If a patient refuses to eat or drink, for example, the volunteer is told that those are signs of the body shutting down. Rather than intervening because food and water are basic needs, the volunteer understands the patient’s body is preparing to die.
Yet the idea of allowing someone to refuse basic needs may be hard for some people. That’s why Cochran has included a group discussion about death and dying into the training program at the Hospice of Central Iowa.

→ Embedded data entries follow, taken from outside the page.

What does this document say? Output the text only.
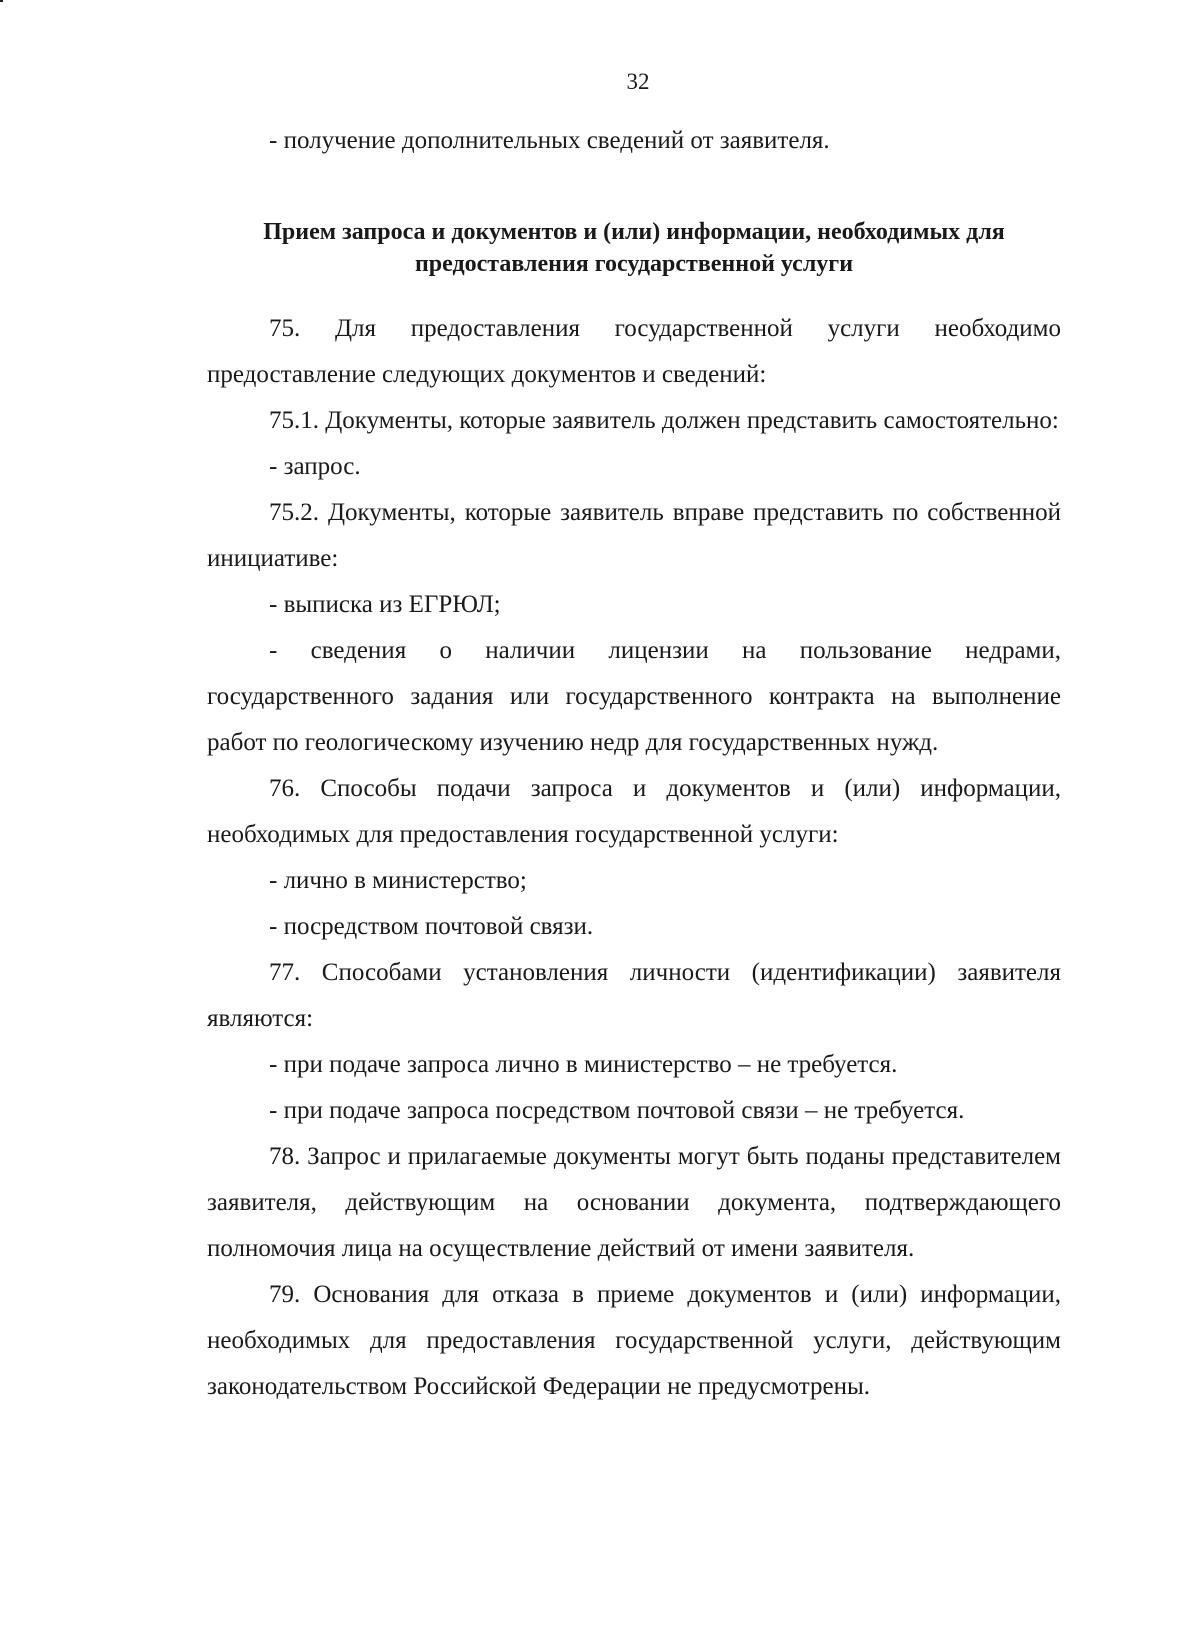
32

- получение дополнительных сведений от заявителя.

Прием запроса и документов и (или) информации, необходимых для предоставления государственной услуги

75. Для предоставления государственной услуги необходимо предоставление следующих документов и сведений:

75.1. Документы, которые заявитель должен представить самостоятельно:

- запрос.

75.2. Документы, которые заявитель вправе представить по собственной инициативе:

- выписка из ЕГРЮЛ;

- сведения о наличии лицензии на пользование недрами, государственного задания или государственного контракта на выполнение работ по геологическому изучению недр для государственных нужд.

76. Способы подачи запроса и документов и (или) информации, необходимых для предоставления государственной услуги:

- лично в министерство;

- посредством почтовой связи.

77. Способами установления личности (идентификации) заявителя являются:

- при подаче запроса лично в министерство – не требуется.

- при подаче запроса посредством почтовой связи – не требуется.

78. Запрос и прилагаемые документы могут быть поданы представителем заявителя, действующим на основании документа, подтверждающего полномочия лица на осуществление действий от имени заявителя.

79. Основания для отказа в приеме документов и (или) информации, необходимых для предоставления государственной услуги, действующим законодательством Российской Федерации не предусмотрены.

The group discussion allows volunteers to get in touch with their own views on death and dying and allows them to relate it to the hospice’s mission. More importantly, they learn that their views should not be imposed on those they are trying to help.
"They have to be rooted in the fact that we provide comfort, not a cure, and understand why," Cochran said. "It’s really important that boundaries don’t get blurred. You have to make sure volunteers have worked out their own loss issues."
To reinforce those ideas, the group discussion includes exercises where the group tackles hypothetical situations and discuss right and wrong behavior. "We teach respect for different views and show them that it is normal for a dying patient not to want to eat," Cochran adds.
Because a hospice has invested its resources in recruiting and training, it wants to be sure volunteers remain with the program. Of course, attrition will occur naturally, volunteers move away, change jobs, and family demands change. What hospices want to avoid are volunteers who burn out or become disillusioned.
At the heart of all this, Cochran says, is making volunteers feel appreciated and that their work makes a difference. At Hospice Atlanta, Barbara Moore, manager of volunteer services, says she makes an effort to speak with volunteers individually.
Because volunteers are required to undergo annual tuberculosis screenings, Moore says she uses the opportunity to meet with volunteers to ask them about their volunteer experience and thank them individually for their effort.
She also warns against demanding too much from volunteers. With growing needs, it’s easy to keep asking the same volunteers to pitch in without taking into account their need for personal time.
"Don’t let anyone feel guilty because they can’t give more time," Moore says.